On peut là encore s’interroger sur le point de savoir s’il est nécessaire ou non de solliciter un avis des services fiscaux.

L’article L. 2241-1 du CGCT dispose :

« Toute cession d'immeubles ou de droits réels immobiliers par une commune de plus de 2 000 habitants donne lieu à délibération motivée du conseil municipal portant sur les conditions de la vente et ses caractéristiques essentielles. Le conseil municipal délibère au vue de l'avis de l'autorité compétente de l'Etat. Cet avis est réputé donné à l'issue d'un délai d'un mois à compter de la saisine de ce service. »

Il ressort de ces dispositions que seules les cessions d’immeubles ou de droits réels immobiliers sont soumises à avis des Services fiscaux. On peut par conséquent considérer que les Services fiscaux n’auront pas à être consultés sur les projets de rétrocession de fonds artisanaux, de fonds de commerce ou de baux commerciaux préemptés sur le fondement des dispositions de l’article L. 214-1 du Code de l’urbanisme.

Une fois l’acte de rétrocession signé, le maire procède dans le mois qui suit à l’affichage en mairie, pendant une durée de quinze jours, d’un avis comportant :
- La désignation sommaire du fonds ou du bail ;
- Le nom et la qualité du cessionnaire ;
- Les conditions financières de l’opération.

Dans l’hypothèse où la rétrocession ne serait pas intervenue à l’expiration du délai d’un an précité, l’acquéreur évincé dont le nom aura été indiqué dans la déclaration préalable bénéficie d’un droit de priorité pour l’acquisition du bien 7.

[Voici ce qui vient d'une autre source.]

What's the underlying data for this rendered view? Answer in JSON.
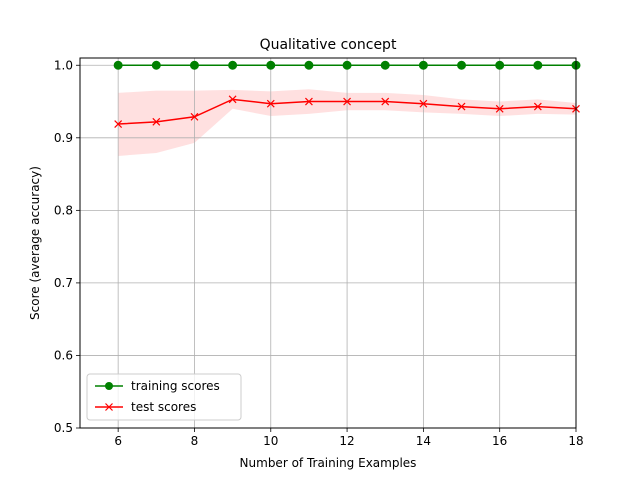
{
  "chart_data": {
    "type": "line",
    "title": "Qualitative concept",
    "xlabel": "Number of Training Examples",
    "ylabel": "Score (average accuracy)",
    "xlim": [
      5,
      18
    ],
    "ylim": [
      0.5,
      1.01
    ],
    "xticks": [
      6,
      8,
      10,
      12,
      14,
      16,
      18
    ],
    "yticks": [
      0.5,
      0.6,
      0.7,
      0.8,
      0.9,
      1.0
    ],
    "grid": true,
    "legend_position": "lower-left",
    "x": [
      6,
      7,
      8,
      9,
      10,
      11,
      12,
      13,
      14,
      15,
      16,
      17,
      18
    ],
    "series": [
      {
        "name": "training scores",
        "color": "#008000",
        "marker": "circle",
        "values": [
          1.0,
          1.0,
          1.0,
          1.0,
          1.0,
          1.0,
          1.0,
          1.0,
          1.0,
          1.0,
          1.0,
          1.0,
          1.0
        ]
      },
      {
        "name": "test scores",
        "color": "#ff0000",
        "marker": "x",
        "values": [
          0.919,
          0.922,
          0.929,
          0.953,
          0.947,
          0.95,
          0.95,
          0.95,
          0.947,
          0.943,
          0.94,
          0.943,
          0.94
        ],
        "band_color": "#ff0000",
        "band_lower": [
          0.875,
          0.879,
          0.893,
          0.94,
          0.93,
          0.933,
          0.938,
          0.938,
          0.935,
          0.933,
          0.93,
          0.933,
          0.932
        ],
        "band_upper": [
          0.962,
          0.965,
          0.965,
          0.966,
          0.964,
          0.967,
          0.962,
          0.962,
          0.959,
          0.953,
          0.95,
          0.953,
          0.948
        ]
      }
    ]
  }
}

- Cas particulier de la rétrocession d’un bail commercial -

La rétrocession des baux commerciaux fait l’objet d’un régime particulier.

En effet, l’article R. 214-13 impose au maire de recueillir, avant de passer l’acte de rétrocession, l’accord préalable du bailleur sur le projet d’acte accompagné du cahier des charges. Ces documents lui sont transmis par le maire par lettre recommandée avec demande d’avis de réception.

Dans l’hypothèse où le bailleur souhaiterait s’opposer à la rétrocession, il doit saisir, en la forme du référé, le président du TGI du lieu de situation afin qu’il valide judiciairement son opposition. La saisine doit être notifiée à la commune par le bailleur dans un délai de deux mois suivant la réception du projet d’acte, faute de quoi, l’accord de ce dernier sera réputé avoir été donné tacitement.

Le délai d’un an prévu à l’article L. 214-2 du Code de l’urbanisme sera suspendu entre la notification du projet d’acte au bailleur et l’obtention expresse ou tacite de son accord ou pendant la durée de la procédure en référé jusqu’à l’intervention de la décision juridictionnelle définitive.

L’acte de rétrocession

L’acte de rétrocession doit mentionner les conditions dans lesquelles il peut être résilié en cas d’inexécution par le cessionnaire du cahier des charges.

Lorsque la cession porte sur un fonds de commerce, l’acte de rétrocession doit être conclu dans le respect des dispositions des articles L. 141-1 et suivants du Code de commerce.

En ce qui concerne les baux commerciaux, l’acte de rétrocession doit faire état de l’accord du bailleur.

Julien Bernard
Groupe Droit Public Immobilier

 
1 Article R. 123-13 du Code de l’urbanisme.
2 Art. L. 626-1 du Code de commerce.
3 Art. L. 631-22 du Code de commerce.
4 Art. L. 642-1 à 17 du Code de commerce.
5 Art. L 214-1, al. 2 du Code de l’urbanisme.
6 Art. R. 214-10 du Code de l’urbanisme.
7 Article R. 214-16 du Code de l’urbanisme.